Chattanooga Times Free Press

5 reasons to run when it’s super cold

- BY LESLIE BARKER THE DALLAS MORNING NEWS

Even I, the inveterate outdoor exerciser, almost didn’t head outside during a recent cold spell. The weather was bitter, the wind chill worse (4 degrees, I seem to recall) and the house warm and toasty. But I did, living to tell the tale and to do it again the next day, and the next.

It wasn’t easy and it wasn’t particular­ly fun, but it was, ultimately, satisfying.

Here are five benefits I gleaned:

› Matching doesn’t matter. For non-fashion-conscious me, matching doesn’t matter anyway. But something about the cold lends itself to especially not caring if my socks match my shoes (or each other) or whether my jacket is blue, one glove is pink and the other black.

› Clothes don’t stink as quickly. During summer, I can’t wait to peel off my workout clothes and, holding my nose, drop them into the washer. Not so in winter. I wore the same outfit three days in a row before thinking about washing it.

› Cold-weather workouts carry more glory. Again, not that I particular­ly care, but people seem awed when I run in single-digit wind chills; aghast when it’s 90 degrees in the shade.
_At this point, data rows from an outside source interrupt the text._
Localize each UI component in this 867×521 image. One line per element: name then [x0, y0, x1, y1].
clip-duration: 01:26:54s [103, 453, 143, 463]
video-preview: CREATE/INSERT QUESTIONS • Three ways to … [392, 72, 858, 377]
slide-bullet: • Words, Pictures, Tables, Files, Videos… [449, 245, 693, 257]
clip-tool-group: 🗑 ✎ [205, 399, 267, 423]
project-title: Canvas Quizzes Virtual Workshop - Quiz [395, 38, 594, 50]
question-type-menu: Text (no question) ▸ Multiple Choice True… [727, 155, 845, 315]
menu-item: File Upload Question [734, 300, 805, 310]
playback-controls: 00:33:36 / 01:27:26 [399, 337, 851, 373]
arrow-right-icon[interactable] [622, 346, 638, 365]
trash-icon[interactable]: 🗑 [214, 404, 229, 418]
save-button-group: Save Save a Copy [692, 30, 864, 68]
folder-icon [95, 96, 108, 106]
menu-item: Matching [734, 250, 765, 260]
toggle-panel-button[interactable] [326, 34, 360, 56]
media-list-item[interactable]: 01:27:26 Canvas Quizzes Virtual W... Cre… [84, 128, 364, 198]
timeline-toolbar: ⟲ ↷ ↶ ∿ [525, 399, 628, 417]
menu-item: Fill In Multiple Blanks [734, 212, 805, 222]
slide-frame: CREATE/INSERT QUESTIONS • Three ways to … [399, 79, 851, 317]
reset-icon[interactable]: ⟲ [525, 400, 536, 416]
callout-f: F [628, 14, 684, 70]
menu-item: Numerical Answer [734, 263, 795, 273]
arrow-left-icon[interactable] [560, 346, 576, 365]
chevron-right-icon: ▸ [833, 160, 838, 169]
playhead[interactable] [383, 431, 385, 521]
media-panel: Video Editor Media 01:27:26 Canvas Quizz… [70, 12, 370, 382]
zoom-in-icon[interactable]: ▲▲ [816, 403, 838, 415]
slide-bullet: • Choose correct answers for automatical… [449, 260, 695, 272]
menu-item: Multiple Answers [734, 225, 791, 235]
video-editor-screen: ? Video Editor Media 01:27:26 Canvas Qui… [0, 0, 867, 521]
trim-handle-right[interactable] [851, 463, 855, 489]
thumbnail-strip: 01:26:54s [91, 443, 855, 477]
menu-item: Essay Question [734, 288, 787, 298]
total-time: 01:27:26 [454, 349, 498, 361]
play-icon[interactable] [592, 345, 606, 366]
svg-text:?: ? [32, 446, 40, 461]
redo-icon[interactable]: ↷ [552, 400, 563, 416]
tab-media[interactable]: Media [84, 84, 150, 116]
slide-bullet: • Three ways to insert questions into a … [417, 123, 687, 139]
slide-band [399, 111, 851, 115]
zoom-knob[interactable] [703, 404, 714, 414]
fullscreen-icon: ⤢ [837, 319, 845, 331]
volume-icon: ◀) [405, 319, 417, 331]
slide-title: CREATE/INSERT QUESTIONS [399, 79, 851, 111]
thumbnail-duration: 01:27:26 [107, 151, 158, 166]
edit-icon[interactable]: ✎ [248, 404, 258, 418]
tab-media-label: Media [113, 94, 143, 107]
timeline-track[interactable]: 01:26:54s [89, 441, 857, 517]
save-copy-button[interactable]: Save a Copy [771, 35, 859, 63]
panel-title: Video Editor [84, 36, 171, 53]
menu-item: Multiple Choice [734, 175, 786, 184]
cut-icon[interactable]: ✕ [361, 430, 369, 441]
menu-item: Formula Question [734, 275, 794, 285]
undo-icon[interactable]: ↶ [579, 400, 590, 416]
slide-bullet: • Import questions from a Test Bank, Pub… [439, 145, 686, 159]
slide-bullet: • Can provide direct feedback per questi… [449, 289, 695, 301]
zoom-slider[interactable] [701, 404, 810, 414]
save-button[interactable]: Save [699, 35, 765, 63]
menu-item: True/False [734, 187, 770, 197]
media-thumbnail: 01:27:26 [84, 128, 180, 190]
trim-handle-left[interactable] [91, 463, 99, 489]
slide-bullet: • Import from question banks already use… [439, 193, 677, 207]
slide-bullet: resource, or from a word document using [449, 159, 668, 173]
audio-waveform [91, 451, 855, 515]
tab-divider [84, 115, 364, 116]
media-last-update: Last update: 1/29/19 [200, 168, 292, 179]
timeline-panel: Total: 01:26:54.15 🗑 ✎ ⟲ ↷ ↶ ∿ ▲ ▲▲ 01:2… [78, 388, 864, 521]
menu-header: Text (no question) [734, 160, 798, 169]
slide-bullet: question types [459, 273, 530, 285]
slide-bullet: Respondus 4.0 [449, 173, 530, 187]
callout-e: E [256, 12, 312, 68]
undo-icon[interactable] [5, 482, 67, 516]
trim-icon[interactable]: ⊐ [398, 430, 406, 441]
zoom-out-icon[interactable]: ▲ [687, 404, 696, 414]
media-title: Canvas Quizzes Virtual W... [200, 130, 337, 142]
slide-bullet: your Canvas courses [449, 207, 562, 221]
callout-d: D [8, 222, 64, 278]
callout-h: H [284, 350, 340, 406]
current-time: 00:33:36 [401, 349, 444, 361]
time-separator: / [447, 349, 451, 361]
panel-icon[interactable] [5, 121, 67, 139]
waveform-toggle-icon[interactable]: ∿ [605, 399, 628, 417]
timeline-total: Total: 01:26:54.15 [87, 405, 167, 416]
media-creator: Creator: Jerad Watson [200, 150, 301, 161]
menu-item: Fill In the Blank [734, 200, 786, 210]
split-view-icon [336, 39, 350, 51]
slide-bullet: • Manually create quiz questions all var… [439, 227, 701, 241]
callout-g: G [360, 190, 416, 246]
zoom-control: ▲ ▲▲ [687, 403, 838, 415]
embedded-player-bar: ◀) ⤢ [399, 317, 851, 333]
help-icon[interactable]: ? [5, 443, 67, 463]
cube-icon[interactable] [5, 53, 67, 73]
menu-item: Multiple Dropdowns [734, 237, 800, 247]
› It’s fun pretending cold burns more calories. Alas, it doesn’t, according to Runner’s World. Shivering ups calorie burn, but we tend to dress warmly enough to overcome that. Oh well. Ignorance was bliss.

› I feel more revved. A hot-weather run tends to totally zap me. But one in cold weather, despite freezing my fingers and rendering talking impossible, gives me an energy boost. Eventually.